Apache Spark Core and Structured Streaming 3.0 In-Depth
What you'll learn
- Strong focus on the practicality by getting into hands-on mode with plentiful of examples
- Develop in-depth understanding of the underlying concepts the core of Apache Spark
- Know the ways to get the best performance from Spark in production
- Avoid the common pitfalls when writing Spark applications
- In Depth exploration of Spark Structured Streaming 3.0 using Python API.
- Get introduced to Apache Kafka on a high level in the process.
- Understand the nuances of Stream Processing in Apache Spark
- Discover various features Spark provides out of the box for Stream Processing
Requirements
- We'll be using Python API in Spark Programming. However, we'll explain all the programs in details but fundamental knowledge of Python will be beneficial.
Description
Apache Spark has turned out to be the most sought-after skill for any big data engineer. An evolution of MapReduce programming paradigm, Spark provides unified data processing from writing SQL to performing graph processing to implementing Machine Learning algorithms. It effectively uses cluster nodes and better memory management to spread the load across cluster of nodes to get faster results. Apache Spark drives the mission of data-driven-decision-making in thousands of organizations.
In order to fairly appreciate the benefits of the libraries of Apache Spark, it is essential to know the foundations right. This course aims exactly at that part. It starts from the beginner level and gradually explains all the complex concepts in an easy to reflect manner. It gives a profound description of the features and working of the framework through 5 different use cases with detailed hands on implementations. In fact, some hands-on sessions and solutions to the use-cases are explained in a full classroom mode with videos extending over 40 mins. After taking this course, you will gain the expertise on Spark Core and usage of further libraries like Spark SQL, Structured Streaming, Spark ML and GraphX will be much easier to visualize, implement and optimize.
This illustrative course will build your foundational knowledge. You will learn the differences between batch & stream processing, programming model, the APIs and the challenges specific to stream processing. Quickly we'll move to understand the concepts of stream processing with wide varieties of examples & hands-on, dealing with inner working and taking a use case towards the end. All of this activity will be on cloud using Spark 3.0.
Who this course is for:
- Data engineers and developers who wish to leverage the fast analytics using Apache Spark in production environments.
Instructor
With over a decade of industry experience in distributed computation, Amit has been involved in a variety of big data engineering projects across different domains. He is a certified Hadoop Developer with skills in architecting, designing, developing, programming, administering and instructing.

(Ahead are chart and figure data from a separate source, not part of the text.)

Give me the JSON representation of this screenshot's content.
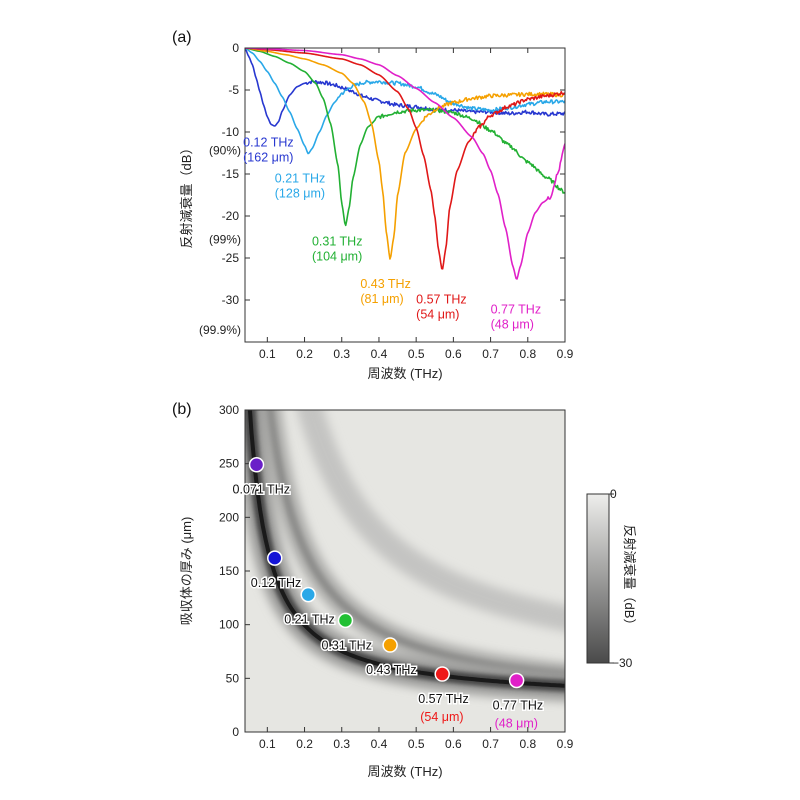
{
  "chart_data": [
    {
      "panel": "(a)",
      "type": "line",
      "xlabel": "周波数 (THz)",
      "ylabel": "反射減衰量（dB）",
      "xlim": [
        0.04,
        0.9
      ],
      "ylim": [
        -35,
        0
      ],
      "xticks": [
        "0.1",
        "0.2",
        "0.3",
        "0.4",
        "0.5",
        "0.6",
        "0.7",
        "0.8",
        "0.9"
      ],
      "yticks": [
        "0",
        "-5",
        "-10",
        "-15",
        "-20",
        "-25",
        "-30"
      ],
      "pct_labels": [
        {
          "y": -12.2,
          "text": "(90%)"
        },
        {
          "y": -22.8,
          "text": "(99%)"
        },
        {
          "y": -33.6,
          "text": "(99.9%)"
        }
      ],
      "grid": false,
      "series": [
        {
          "color": "#2838d0",
          "dip_x": 0.12,
          "dip_y": -9.3,
          "points": [
            [
              0.04,
              0
            ],
            [
              0.05,
              -1
            ],
            [
              0.06,
              -2
            ],
            [
              0.07,
              -3.6
            ],
            [
              0.08,
              -5.2
            ],
            [
              0.09,
              -6.8
            ],
            [
              0.1,
              -8.2
            ],
            [
              0.11,
              -9.1
            ],
            [
              0.12,
              -9.3
            ],
            [
              0.13,
              -8.8
            ],
            [
              0.14,
              -7.5
            ],
            [
              0.16,
              -5.6
            ],
            [
              0.18,
              -4.6
            ],
            [
              0.2,
              -4.2
            ],
            [
              0.22,
              -4.0
            ],
            [
              0.25,
              -4.1
            ],
            [
              0.28,
              -4.4
            ],
            [
              0.3,
              -4.7
            ],
            [
              0.33,
              -5.2
            ],
            [
              0.36,
              -5.8
            ],
            [
              0.4,
              -6.3
            ],
            [
              0.45,
              -6.8
            ],
            [
              0.5,
              -7.0
            ],
            [
              0.55,
              -7.3
            ],
            [
              0.6,
              -7.4
            ],
            [
              0.65,
              -7.6
            ],
            [
              0.7,
              -7.6
            ],
            [
              0.75,
              -7.8
            ],
            [
              0.8,
              -7.6
            ],
            [
              0.85,
              -7.9
            ],
            [
              0.9,
              -7.8
            ]
          ]
        },
        {
          "color": "#2aa8e8",
          "dip_x": 0.21,
          "dip_y": -12.6,
          "points": [
            [
              0.04,
              0
            ],
            [
              0.06,
              -0.6
            ],
            [
              0.08,
              -1.6
            ],
            [
              0.1,
              -2.8
            ],
            [
              0.12,
              -4.2
            ],
            [
              0.14,
              -5.8
            ],
            [
              0.16,
              -7.6
            ],
            [
              0.18,
              -9.6
            ],
            [
              0.2,
              -11.6
            ],
            [
              0.21,
              -12.6
            ],
            [
              0.22,
              -12.0
            ],
            [
              0.24,
              -10.0
            ],
            [
              0.26,
              -8.0
            ],
            [
              0.28,
              -6.5
            ],
            [
              0.3,
              -5.4
            ],
            [
              0.33,
              -4.5
            ],
            [
              0.36,
              -4.1
            ],
            [
              0.4,
              -4.0
            ],
            [
              0.45,
              -4.2
            ],
            [
              0.5,
              -4.6
            ],
            [
              0.55,
              -5.5
            ],
            [
              0.6,
              -6.6
            ],
            [
              0.65,
              -7.2
            ],
            [
              0.7,
              -7.4
            ],
            [
              0.75,
              -7.1
            ],
            [
              0.8,
              -6.7
            ],
            [
              0.85,
              -6.4
            ],
            [
              0.9,
              -6.4
            ]
          ]
        },
        {
          "color": "#22b033",
          "dip_x": 0.31,
          "dip_y": -21.2,
          "points": [
            [
              0.04,
              0
            ],
            [
              0.08,
              -0.4
            ],
            [
              0.12,
              -1.0
            ],
            [
              0.16,
              -1.8
            ],
            [
              0.2,
              -2.8
            ],
            [
              0.23,
              -4.2
            ],
            [
              0.25,
              -6.0
            ],
            [
              0.27,
              -9.0
            ],
            [
              0.29,
              -14.0
            ],
            [
              0.3,
              -18.5
            ],
            [
              0.31,
              -21.2
            ],
            [
              0.32,
              -19.0
            ],
            [
              0.33,
              -15.5
            ],
            [
              0.35,
              -11.5
            ],
            [
              0.37,
              -9.4
            ],
            [
              0.4,
              -8.2
            ],
            [
              0.45,
              -7.6
            ],
            [
              0.5,
              -7.4
            ],
            [
              0.55,
              -7.4
            ],
            [
              0.6,
              -7.7
            ],
            [
              0.65,
              -8.4
            ],
            [
              0.7,
              -9.8
            ],
            [
              0.75,
              -11.6
            ],
            [
              0.8,
              -13.6
            ],
            [
              0.85,
              -15.4
            ],
            [
              0.9,
              -17.2
            ]
          ]
        },
        {
          "color": "#f5a000",
          "dip_x": 0.43,
          "dip_y": -25.2,
          "points": [
            [
              0.04,
              0
            ],
            [
              0.1,
              -0.4
            ],
            [
              0.15,
              -0.8
            ],
            [
              0.2,
              -1.3
            ],
            [
              0.25,
              -2.0
            ],
            [
              0.3,
              -3.0
            ],
            [
              0.33,
              -4.2
            ],
            [
              0.36,
              -6.4
            ],
            [
              0.38,
              -9.0
            ],
            [
              0.4,
              -13.5
            ],
            [
              0.41,
              -17.0
            ],
            [
              0.42,
              -22.0
            ],
            [
              0.43,
              -25.2
            ],
            [
              0.44,
              -22.5
            ],
            [
              0.45,
              -17.5
            ],
            [
              0.47,
              -12.5
            ],
            [
              0.5,
              -9.6
            ],
            [
              0.53,
              -8.0
            ],
            [
              0.56,
              -7.1
            ],
            [
              0.6,
              -6.5
            ],
            [
              0.65,
              -6.0
            ],
            [
              0.7,
              -5.7
            ],
            [
              0.75,
              -5.6
            ],
            [
              0.8,
              -5.5
            ],
            [
              0.85,
              -5.5
            ],
            [
              0.9,
              -5.6
            ]
          ]
        },
        {
          "color": "#e01818",
          "dip_x": 0.57,
          "dip_y": -26.5,
          "points": [
            [
              0.04,
              0
            ],
            [
              0.1,
              -0.2
            ],
            [
              0.2,
              -0.6
            ],
            [
              0.3,
              -1.3
            ],
            [
              0.35,
              -2.0
            ],
            [
              0.4,
              -3.2
            ],
            [
              0.45,
              -5.2
            ],
            [
              0.48,
              -7.3
            ],
            [
              0.5,
              -9.5
            ],
            [
              0.52,
              -12.8
            ],
            [
              0.54,
              -17.0
            ],
            [
              0.55,
              -20.0
            ],
            [
              0.56,
              -24.0
            ],
            [
              0.57,
              -26.5
            ],
            [
              0.58,
              -23.8
            ],
            [
              0.59,
              -19.0
            ],
            [
              0.61,
              -14.6
            ],
            [
              0.64,
              -11.2
            ],
            [
              0.67,
              -9.4
            ],
            [
              0.7,
              -8.0
            ],
            [
              0.75,
              -6.9
            ],
            [
              0.8,
              -6.1
            ],
            [
              0.85,
              -5.7
            ],
            [
              0.9,
              -5.3
            ]
          ]
        },
        {
          "color": "#e020c8",
          "dip_x": 0.77,
          "dip_y": -27.6,
          "points": [
            [
              0.04,
              0
            ],
            [
              0.1,
              -0.1
            ],
            [
              0.2,
              -0.3
            ],
            [
              0.3,
              -0.8
            ],
            [
              0.35,
              -1.3
            ],
            [
              0.4,
              -2.0
            ],
            [
              0.45,
              -3.3
            ],
            [
              0.5,
              -4.8
            ],
            [
              0.55,
              -6.5
            ],
            [
              0.6,
              -8.3
            ],
            [
              0.65,
              -10.6
            ],
            [
              0.68,
              -12.6
            ],
            [
              0.7,
              -14.6
            ],
            [
              0.72,
              -17.4
            ],
            [
              0.74,
              -21.4
            ],
            [
              0.76,
              -26.0
            ],
            [
              0.77,
              -27.6
            ],
            [
              0.78,
              -26.0
            ],
            [
              0.8,
              -22.0
            ],
            [
              0.82,
              -19.6
            ],
            [
              0.84,
              -18.4
            ],
            [
              0.86,
              -17.8
            ],
            [
              0.88,
              -15.0
            ],
            [
              0.9,
              -11.6
            ]
          ]
        }
      ],
      "annotations": [
        {
          "freq": "0.12 THz",
          "size": "(162 μm)",
          "color": "#2838d0",
          "x": 0.035,
          "y": -11.7
        },
        {
          "freq": "0.21 THz",
          "size": "(128 μm)",
          "color": "#2aa8e8",
          "x": 0.12,
          "y": -16.0
        },
        {
          "freq": "0.31 THz",
          "size": "(104 μm)",
          "color": "#22b033",
          "x": 0.22,
          "y": -23.5
        },
        {
          "freq": "0.43 THz",
          "size": "(81 μm)",
          "color": "#f5a000",
          "x": 0.35,
          "y": -28.6
        },
        {
          "freq": "0.57 THz",
          "size": "(54 μm)",
          "color": "#e01818",
          "x": 0.5,
          "y": -30.4
        },
        {
          "freq": "0.77 THz",
          "size": "(48 μm)",
          "color": "#e020c8",
          "x": 0.7,
          "y": -31.6
        }
      ]
    },
    {
      "panel": "(b)",
      "type": "heatmap",
      "xlabel": "周波数 (THz)",
      "ylabel": "吸収体の厚み (μm)",
      "xlim": [
        0.04,
        0.9
      ],
      "ylim": [
        0,
        300
      ],
      "xticks": [
        "0.1",
        "0.2",
        "0.3",
        "0.4",
        "0.5",
        "0.6",
        "0.7",
        "0.8",
        "0.9"
      ],
      "yticks": [
        "0",
        "50",
        "100",
        "150",
        "200",
        "250",
        "300"
      ],
      "colorbar": {
        "label": "反射減衰量（dB）",
        "max_label": "0",
        "min_label": "−30",
        "range": [
          -30,
          0
        ]
      },
      "points": [
        {
          "x": 0.071,
          "y": 249,
          "color": "#6a1fc8",
          "label": "0.071 THz",
          "sub": ""
        },
        {
          "x": 0.12,
          "y": 162,
          "color": "#1414d6",
          "label": "0.12 THz",
          "sub": ""
        },
        {
          "x": 0.21,
          "y": 128,
          "color": "#2aa8e8",
          "label": "0.21 THz",
          "sub": ""
        },
        {
          "x": 0.31,
          "y": 104,
          "color": "#22c033",
          "label": "0.31 THz",
          "sub": ""
        },
        {
          "x": 0.43,
          "y": 81,
          "color": "#f5a000",
          "label": "0.43 THz",
          "sub": ""
        },
        {
          "x": 0.57,
          "y": 54,
          "color": "#ee1818",
          "label": "0.57 THz",
          "sub": "(54 μm)"
        },
        {
          "x": 0.77,
          "y": 48,
          "color": "#e020c8",
          "label": "0.77 THz",
          "sub": "(48 μm)"
        }
      ]
    }
  ]
}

Currently working as a Senior Data Engineer, he deals with data, its processing challenges and optimizations on a daily basis. In the past he has been worked with multiple companies including one of the biggest e-commerce company, the largest on-demand cab provider, the biggest social networking product and the largest on-demand music and video provider. He has been a mentor to hundreds of professionals and his videos have helped hundreds of thousands of learners.